[CentOS-mirror] Thoughts on DVD images

David Richardson

david.richardson at utah.edu
Mon May 24 19:23:50 UTC 2010


On Wed, 19 May 2010, Karanbir Singh wrote:

> On 05/19/2010 06:08 PM, Jonathan Thurman wrote:
>>
>> I don't think that the msync pool should be wide open for anyone to 
>> access.  Those that are hosting public mirrors of content should have a 
>> pool that they can sync to that is restricted, or at least have 
>> priority over unknown users.  Otherwise it could be more difficult for 
>> the public mirror system to stay up to date.
>
> Yeah, thats the main thing - being able to get the rsync tree's out to 
> the public mirrors asap, while still having enough resources within 
> .centos.org.
>
> So here is a question for you - as a mirror admin, would you host an 
> rsync target that msync.c.o could push into ? It could be ither based on 
> a user/pass acl or a key. And we would give you a list of ip's that will 
> push to your machine.


I think closing the msync machines (tier 0, in Fedora-speak) to the 
general public (at least for rsync) is probably a good idea. It would 
allow more bandwidth and connections to be used by public tier-1s. People 
wanting to create a new tier-1 can get their initial sync from another 
tier-1.

I have reservations about requiring push mirroring. The main advantage I 
see with push is that an rsync is only started when there is new content. 
It would reduce the load on the tier-0s when there is no new data.

I see two downsides, however.

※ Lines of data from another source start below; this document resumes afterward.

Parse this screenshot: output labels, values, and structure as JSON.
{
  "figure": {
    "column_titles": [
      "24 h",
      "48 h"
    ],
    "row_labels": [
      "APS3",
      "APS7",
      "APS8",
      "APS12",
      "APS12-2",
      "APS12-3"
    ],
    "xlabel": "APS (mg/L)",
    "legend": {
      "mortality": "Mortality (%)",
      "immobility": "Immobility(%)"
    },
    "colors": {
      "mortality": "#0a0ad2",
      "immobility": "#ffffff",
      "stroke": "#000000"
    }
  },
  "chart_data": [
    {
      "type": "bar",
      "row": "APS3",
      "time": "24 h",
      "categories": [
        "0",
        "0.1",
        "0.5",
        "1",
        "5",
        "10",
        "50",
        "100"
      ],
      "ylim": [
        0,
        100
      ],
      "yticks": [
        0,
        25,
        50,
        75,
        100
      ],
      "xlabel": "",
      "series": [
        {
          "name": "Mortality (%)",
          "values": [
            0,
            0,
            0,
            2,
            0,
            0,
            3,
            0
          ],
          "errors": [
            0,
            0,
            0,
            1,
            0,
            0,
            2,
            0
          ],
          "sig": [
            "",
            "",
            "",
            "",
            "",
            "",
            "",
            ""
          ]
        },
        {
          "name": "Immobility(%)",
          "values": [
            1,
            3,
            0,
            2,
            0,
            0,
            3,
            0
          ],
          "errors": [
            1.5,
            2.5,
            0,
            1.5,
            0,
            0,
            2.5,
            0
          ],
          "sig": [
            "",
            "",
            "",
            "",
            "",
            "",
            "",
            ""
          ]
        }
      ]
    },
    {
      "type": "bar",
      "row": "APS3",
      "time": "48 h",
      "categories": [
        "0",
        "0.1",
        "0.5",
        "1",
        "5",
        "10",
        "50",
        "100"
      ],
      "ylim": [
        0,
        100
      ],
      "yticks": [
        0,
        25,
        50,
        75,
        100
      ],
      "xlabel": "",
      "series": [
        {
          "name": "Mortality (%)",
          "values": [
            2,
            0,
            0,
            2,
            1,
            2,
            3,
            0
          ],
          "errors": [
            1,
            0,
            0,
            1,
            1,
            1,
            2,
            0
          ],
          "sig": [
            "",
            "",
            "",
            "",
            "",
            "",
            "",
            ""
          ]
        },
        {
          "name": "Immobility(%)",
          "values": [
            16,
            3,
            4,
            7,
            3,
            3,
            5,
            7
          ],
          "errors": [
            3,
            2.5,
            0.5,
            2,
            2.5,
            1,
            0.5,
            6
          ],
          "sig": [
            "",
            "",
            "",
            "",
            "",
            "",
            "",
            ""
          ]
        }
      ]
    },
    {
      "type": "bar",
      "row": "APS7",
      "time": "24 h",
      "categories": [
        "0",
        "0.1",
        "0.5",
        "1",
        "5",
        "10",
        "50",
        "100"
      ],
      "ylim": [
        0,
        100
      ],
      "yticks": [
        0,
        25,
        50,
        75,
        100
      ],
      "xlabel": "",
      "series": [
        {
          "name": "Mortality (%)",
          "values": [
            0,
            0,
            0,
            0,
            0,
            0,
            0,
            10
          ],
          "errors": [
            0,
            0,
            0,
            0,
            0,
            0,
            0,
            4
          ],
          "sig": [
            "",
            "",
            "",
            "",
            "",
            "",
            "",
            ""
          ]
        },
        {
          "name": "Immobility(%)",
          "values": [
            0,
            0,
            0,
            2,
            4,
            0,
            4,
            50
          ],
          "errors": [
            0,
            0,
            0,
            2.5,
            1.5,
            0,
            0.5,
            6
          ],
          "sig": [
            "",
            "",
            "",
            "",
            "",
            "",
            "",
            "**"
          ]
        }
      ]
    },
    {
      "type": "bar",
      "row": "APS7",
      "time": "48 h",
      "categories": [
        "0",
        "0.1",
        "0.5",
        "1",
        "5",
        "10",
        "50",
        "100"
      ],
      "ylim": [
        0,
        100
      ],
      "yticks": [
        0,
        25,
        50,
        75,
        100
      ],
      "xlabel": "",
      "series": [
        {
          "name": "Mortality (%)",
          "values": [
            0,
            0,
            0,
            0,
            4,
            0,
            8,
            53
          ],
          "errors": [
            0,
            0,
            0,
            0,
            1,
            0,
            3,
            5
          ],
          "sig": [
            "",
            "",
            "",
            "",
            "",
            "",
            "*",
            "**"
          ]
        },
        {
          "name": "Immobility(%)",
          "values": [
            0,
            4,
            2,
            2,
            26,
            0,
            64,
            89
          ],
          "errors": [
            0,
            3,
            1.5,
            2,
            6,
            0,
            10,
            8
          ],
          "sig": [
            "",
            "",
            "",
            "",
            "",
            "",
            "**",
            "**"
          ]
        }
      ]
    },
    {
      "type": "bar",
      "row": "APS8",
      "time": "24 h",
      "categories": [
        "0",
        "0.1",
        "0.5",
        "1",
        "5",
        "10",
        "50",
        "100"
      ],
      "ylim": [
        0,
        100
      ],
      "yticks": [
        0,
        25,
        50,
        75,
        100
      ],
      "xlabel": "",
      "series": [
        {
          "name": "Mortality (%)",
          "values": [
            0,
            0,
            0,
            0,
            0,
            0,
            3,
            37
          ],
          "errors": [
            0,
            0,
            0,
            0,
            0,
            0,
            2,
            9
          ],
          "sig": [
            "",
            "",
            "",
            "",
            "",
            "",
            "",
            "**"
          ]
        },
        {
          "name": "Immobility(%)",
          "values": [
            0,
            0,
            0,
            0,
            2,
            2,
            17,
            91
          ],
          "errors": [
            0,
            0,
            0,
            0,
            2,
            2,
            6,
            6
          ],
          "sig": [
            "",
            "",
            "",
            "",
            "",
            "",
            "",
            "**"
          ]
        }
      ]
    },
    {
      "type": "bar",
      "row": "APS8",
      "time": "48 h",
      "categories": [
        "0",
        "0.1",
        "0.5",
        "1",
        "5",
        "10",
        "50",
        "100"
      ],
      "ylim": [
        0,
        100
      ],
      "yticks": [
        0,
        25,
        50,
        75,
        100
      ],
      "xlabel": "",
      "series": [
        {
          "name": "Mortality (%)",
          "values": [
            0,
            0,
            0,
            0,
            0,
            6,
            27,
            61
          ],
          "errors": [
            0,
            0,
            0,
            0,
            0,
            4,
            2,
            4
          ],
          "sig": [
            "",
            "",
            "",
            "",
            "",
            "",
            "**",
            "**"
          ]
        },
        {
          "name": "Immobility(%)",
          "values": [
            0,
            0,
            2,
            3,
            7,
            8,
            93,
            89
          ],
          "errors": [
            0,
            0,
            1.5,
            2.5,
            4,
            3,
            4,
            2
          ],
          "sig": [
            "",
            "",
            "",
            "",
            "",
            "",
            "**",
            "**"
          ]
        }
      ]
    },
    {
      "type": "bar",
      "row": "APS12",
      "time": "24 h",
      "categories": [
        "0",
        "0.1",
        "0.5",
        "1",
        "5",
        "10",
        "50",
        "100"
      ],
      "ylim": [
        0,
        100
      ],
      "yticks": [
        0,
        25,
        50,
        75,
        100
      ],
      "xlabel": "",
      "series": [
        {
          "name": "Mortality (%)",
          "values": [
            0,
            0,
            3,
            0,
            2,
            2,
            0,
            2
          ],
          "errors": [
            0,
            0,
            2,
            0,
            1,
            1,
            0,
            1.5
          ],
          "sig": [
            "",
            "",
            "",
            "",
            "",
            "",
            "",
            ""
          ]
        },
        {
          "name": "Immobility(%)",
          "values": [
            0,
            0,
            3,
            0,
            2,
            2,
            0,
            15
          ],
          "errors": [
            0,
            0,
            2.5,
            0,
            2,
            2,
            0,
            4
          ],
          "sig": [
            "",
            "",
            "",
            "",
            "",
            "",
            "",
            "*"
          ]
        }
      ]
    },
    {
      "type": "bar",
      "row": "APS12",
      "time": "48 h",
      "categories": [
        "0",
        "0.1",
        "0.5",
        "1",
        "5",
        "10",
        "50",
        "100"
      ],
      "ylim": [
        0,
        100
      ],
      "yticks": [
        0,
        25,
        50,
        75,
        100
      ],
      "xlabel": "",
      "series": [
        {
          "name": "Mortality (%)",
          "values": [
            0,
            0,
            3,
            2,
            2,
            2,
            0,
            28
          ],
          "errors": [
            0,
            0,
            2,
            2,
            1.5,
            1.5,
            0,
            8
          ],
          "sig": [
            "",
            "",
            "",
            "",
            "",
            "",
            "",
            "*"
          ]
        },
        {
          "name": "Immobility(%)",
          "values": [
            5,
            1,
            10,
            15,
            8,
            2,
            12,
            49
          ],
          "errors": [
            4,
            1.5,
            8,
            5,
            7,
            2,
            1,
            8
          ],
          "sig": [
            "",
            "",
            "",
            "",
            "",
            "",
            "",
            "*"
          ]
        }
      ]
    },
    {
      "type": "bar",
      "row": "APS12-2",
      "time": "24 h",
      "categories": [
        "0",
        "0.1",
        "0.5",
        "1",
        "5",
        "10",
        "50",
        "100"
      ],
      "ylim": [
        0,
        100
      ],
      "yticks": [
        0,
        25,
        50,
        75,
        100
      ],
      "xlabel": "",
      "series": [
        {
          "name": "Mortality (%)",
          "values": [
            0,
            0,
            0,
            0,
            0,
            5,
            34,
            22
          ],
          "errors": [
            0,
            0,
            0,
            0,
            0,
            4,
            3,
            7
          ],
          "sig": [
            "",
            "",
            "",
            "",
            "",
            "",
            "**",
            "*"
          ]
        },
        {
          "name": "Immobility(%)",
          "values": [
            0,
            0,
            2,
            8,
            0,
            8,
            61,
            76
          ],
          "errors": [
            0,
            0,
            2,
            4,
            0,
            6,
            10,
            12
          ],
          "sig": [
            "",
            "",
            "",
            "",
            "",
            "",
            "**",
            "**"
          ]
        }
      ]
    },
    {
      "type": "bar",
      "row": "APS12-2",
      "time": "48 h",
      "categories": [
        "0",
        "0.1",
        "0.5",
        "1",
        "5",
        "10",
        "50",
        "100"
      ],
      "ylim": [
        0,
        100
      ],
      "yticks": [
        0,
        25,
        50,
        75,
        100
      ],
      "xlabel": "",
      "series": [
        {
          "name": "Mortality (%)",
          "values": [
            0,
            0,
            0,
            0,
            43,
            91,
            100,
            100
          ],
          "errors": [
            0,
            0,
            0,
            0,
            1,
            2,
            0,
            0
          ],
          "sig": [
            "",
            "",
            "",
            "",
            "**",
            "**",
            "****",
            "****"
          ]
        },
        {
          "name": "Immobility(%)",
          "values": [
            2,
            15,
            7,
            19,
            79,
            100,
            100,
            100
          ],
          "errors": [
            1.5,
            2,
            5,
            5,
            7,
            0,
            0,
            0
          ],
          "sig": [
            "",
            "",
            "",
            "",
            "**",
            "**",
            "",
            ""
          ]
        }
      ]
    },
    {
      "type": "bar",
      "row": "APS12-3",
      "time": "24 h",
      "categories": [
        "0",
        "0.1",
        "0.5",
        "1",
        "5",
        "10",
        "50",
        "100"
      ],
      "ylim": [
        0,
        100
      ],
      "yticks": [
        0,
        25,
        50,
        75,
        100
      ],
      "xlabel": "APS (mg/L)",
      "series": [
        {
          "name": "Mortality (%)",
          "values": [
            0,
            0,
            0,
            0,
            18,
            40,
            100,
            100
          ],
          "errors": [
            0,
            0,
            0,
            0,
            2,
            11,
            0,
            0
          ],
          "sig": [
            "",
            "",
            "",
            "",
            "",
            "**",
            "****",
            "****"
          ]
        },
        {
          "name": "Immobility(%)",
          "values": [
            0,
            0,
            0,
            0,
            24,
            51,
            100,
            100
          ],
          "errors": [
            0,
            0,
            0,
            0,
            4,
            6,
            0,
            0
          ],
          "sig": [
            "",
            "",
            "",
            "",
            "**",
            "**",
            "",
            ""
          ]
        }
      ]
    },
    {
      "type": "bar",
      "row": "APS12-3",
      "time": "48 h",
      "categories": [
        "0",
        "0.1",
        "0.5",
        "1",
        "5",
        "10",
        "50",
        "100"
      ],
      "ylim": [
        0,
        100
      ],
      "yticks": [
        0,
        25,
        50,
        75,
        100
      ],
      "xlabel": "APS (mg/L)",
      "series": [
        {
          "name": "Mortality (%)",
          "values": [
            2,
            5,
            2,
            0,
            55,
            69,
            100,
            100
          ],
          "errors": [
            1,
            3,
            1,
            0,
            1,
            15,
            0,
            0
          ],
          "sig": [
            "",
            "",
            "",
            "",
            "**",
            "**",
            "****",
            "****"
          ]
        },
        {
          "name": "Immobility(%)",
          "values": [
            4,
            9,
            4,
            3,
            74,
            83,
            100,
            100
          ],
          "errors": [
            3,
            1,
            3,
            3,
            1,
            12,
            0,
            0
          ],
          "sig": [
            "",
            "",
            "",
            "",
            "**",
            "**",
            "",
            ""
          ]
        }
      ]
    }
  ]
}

First, I can't coordinate when my server 
syncs from different projects. Currently, I know that (for example) CentOS 
and Fedora won't try to update at the same time, because I control when 
those syncs start. I lose that with push.

The second concern is the security aspect. To allow push, I have to open 
ssh to machines outside my network and outside my control. I don't know 
how happy my security folks will be with that.

I think it would be better to make push mirroring an option, rather than a 
requirement.

DR

-- 
David Richardson <david.richardson at utah.edu>
"There are two kinds of statistics:
the kind you look up and the kind you make up."